For Syngenta, led by interim Chief Executive Officer John Ramsay, the agreement caps months of discussions and wider speculation surrounding its future. ChemChina was said to have previously offered about 449 francs a share and Syngenta last year rejected a 470-franc-a-share offer from Monsanto. Strategically, the Swiss company will get improved access to emerging markets at a time when the planned combination of Dow Chemical Co. and DuPont Co. threatens to create a new powerhouse in agricultural products.
Pressure is also building on Monsanto. Its market-leading position in genetically-modified seeds is threatened by the creation of a Dow-DuPont giant when the merger closes in the second half of this year. As recently as November, Monsanto said it was discussing internally the merits of a new offer for the Swiss company as well as opportunities to acquire crop-chemical assets from other companies.

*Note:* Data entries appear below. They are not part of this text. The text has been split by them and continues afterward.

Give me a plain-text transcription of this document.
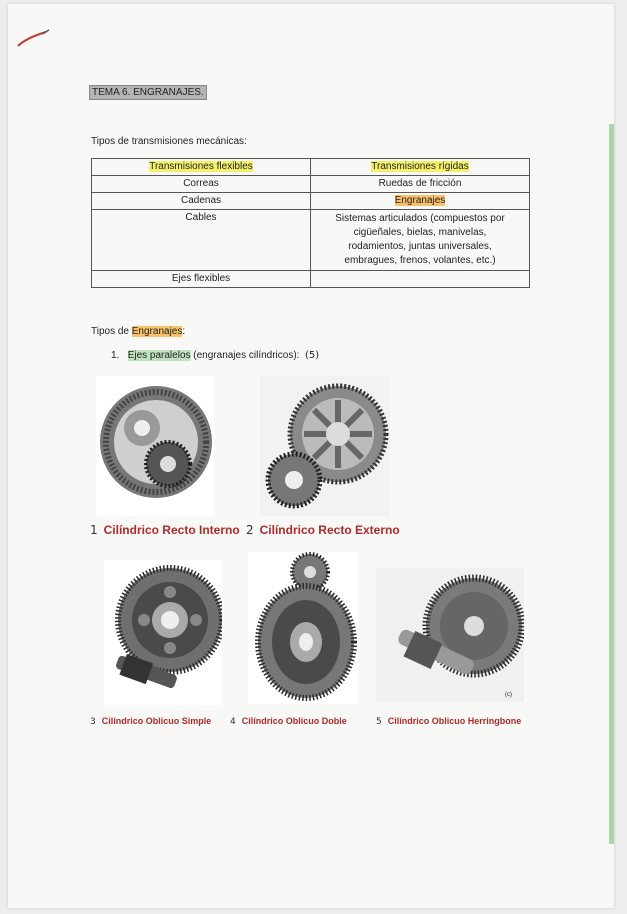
TEMA 6. ENGRANAJES.
Tipos de transmisiones mecánicas:
Transmisiones flexibles	Transmisiones rígidas
Correas	Ruedas de fricción
Cadenas	Engranajes
Cables	Sistemas articulados (compuestos por cigüeñales, bielas, manivelas, rodamientos, juntas universales, embragues, frenos, volantes, etc.)
Ejes flexibles	
Tipos de Engranajes:
1. Ejes paralelos (engranajes cilíndricos): (5)
1 Cilíndrico Recto Interno 2 Cilíndrico Recto Externo
(c)
3 Cilíndrico Oblicuo Simple 4 Cilíndrico Oblicuo Doble	5 Cilíndrico Oblicuo Herringbone
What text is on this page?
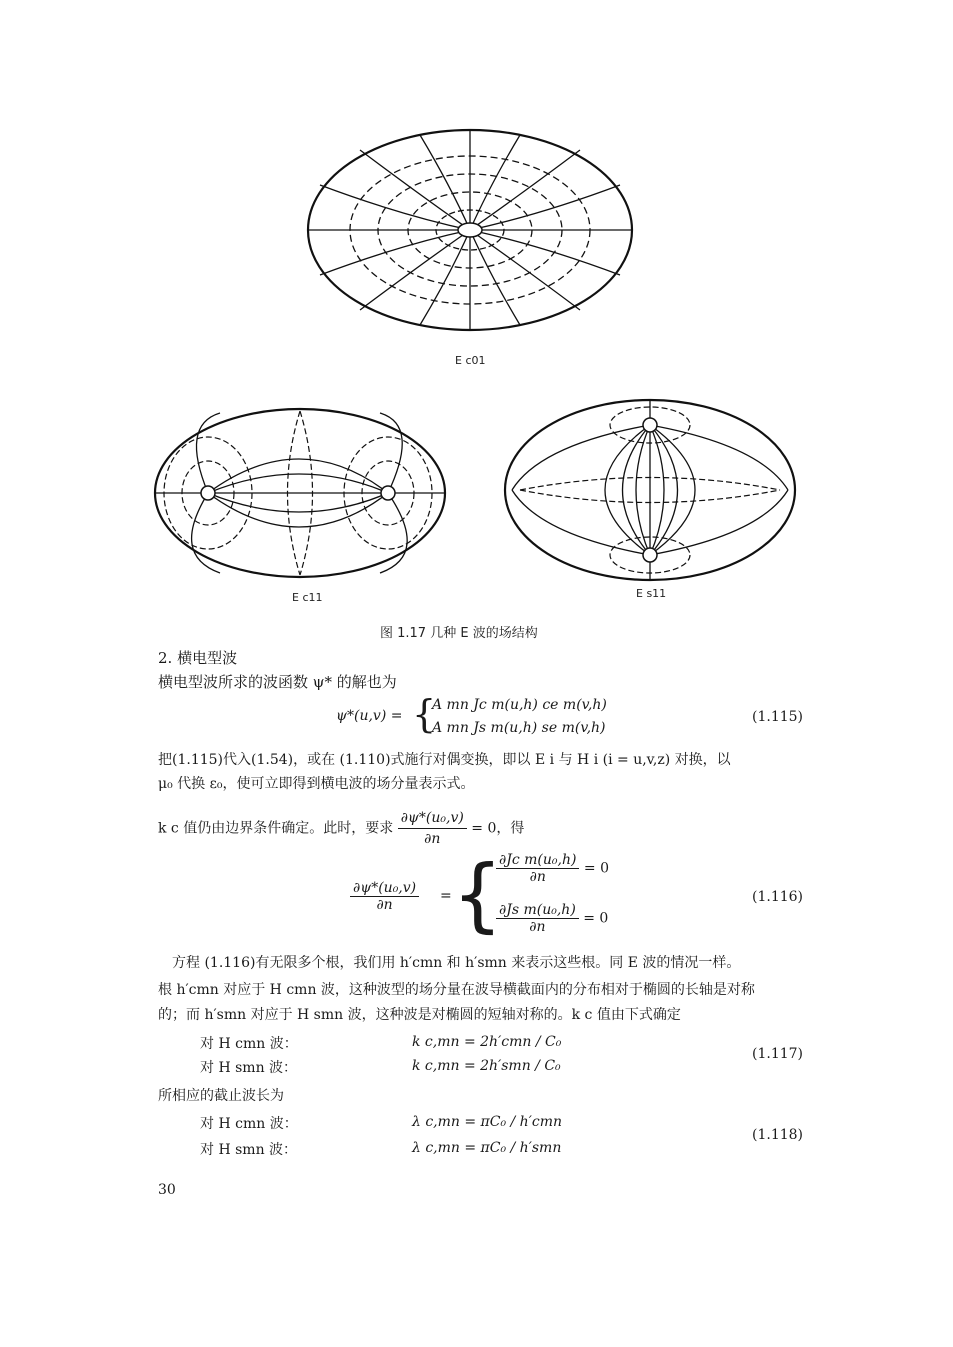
E c01
E c11	E s11
图 1.17 几种 E 波的场结构
2. 横电型波
横电型波所求的波函数 ψ* 的解也为
ψ*(u,v) = {
A mn Jc m(u,h) ce m(v,h)
A mn Js m(u,h) se m(v,h)
(1.115)
把(1.115)代入(1.54)，或在 (1.110)式施行对偶变换，即以 E i 与 H i (i = u,v,z) 对换，以
μ₀ 代换 ε₀，使可立即得到横电波的场分量表示式。
k c 值仍由边界条件确定。此时，要求 $\frac{\text{∂ψ*(u₀,v)}}{\partial n} = 0$，得
$\frac{\text{∂ψ*(u₀,v)}}{\partial n}$ = {
$\frac{\text{∂Jc m(u₀,h)}}{\partial n} = 0$
$\frac{\text{∂Js m(u₀,h)}}{\partial n} = 0$
(1.116)
方程 (1.116)有无限多个根，我们用 h′cmn 和 h′smn 来表示这些根。同 E 波的情况一样。
根 h′cmn 对应于 H cmn 波，这种波型的场分量在波导横截面内的分布相对于椭圆的长轴是对称
的；而 h′smn 对应于 H smn 波，这种波是对椭圆的短轴对称的。k c 值由下式确定
对 H cmn 波：	k c,mn = 2h′cmn / C₀
对 H smn 波：	k c,mn = 2h′smn / C₀
(1.117)
所相应的截止波长为
对 H cmn 波：	λ c,mn = πC₀ / h′cmn
对 H smn 波：	λ c,mn = πC₀ / h′smn
(1.118)
30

A ChemChina deal would be the easiest transaction to get by antitrust regulators as the combination with the Chinese company’s existing agrochemical business, Adama, would still only result in 19 percent market share, Andrew Benson, an analyst at Citigroup, said in a note yesterday. Some disposals of fungicides and herbicides may be required.
Andrew Liveris, chief executive of Dow, said Tuesday he’s not surprised by the ChemChina deal given the Asian nation views genetically modified crops as a strategic area and the Chinese company previously expressed an interest in Dow’s agricultural unit.
The takeover would likely need to win clearance from U.S. national security officials who review acquisitions of American businesses by foreign buyers. Even though Syngenta isn’t based in the U.S it does have American operations, which would probably draw scrutiny from the Committee on Foreign Investment in the U.S. The committee, which is led by the Treasury Department, is tasked with guarding against national security risks from overseas buyers.
CFIUS pays particular attention to acquisitions by Chinese investors, especially deals involving U.S. technology. But all industries are subject to scrutiny, including agriculture.
Syngenta has two business units in the U.S., seeds and crop protection. The North American business generated $3.6 billion in sales last year, according to the company’s website.
CFIUS, in addition to considering whether control over food supply raises any national security issues, will review whether the buyer is acquiring facilities near U.S. military operations and other sensitive sites, as it did before allowing China’s Shuanghui International Holdings Ltd.to buy Smithfield Foods Inc., the world’s largest hog and pork producer, in 2013.
Other deals have required modifications. In 2013, CFIUS approved the acquisition of U.S. assets of Canadian energy company Nexen Inc. by Cnooc Ltd., China’s biggest offshore oil and natural gas producer. Although the companies never announced terms of the agreement with CFIUS, Cnooc was barred from operating oilfields in the Gulf of Mexico under the accord due to proximity to a naval base, people familiar with the matter told Bloomberg at the time.
Syngenta operates 41 research and development sites and 36 production and supply sites in the U.S., according to the company’s website.
Last month, Dutch company Royal Philips NV said it was canceling the sale of its lighting-components business to a Chinese-led consortium due to opposition from CFIUS. The committee had jurisdiction over the deal because of a Philips subsidiary in California.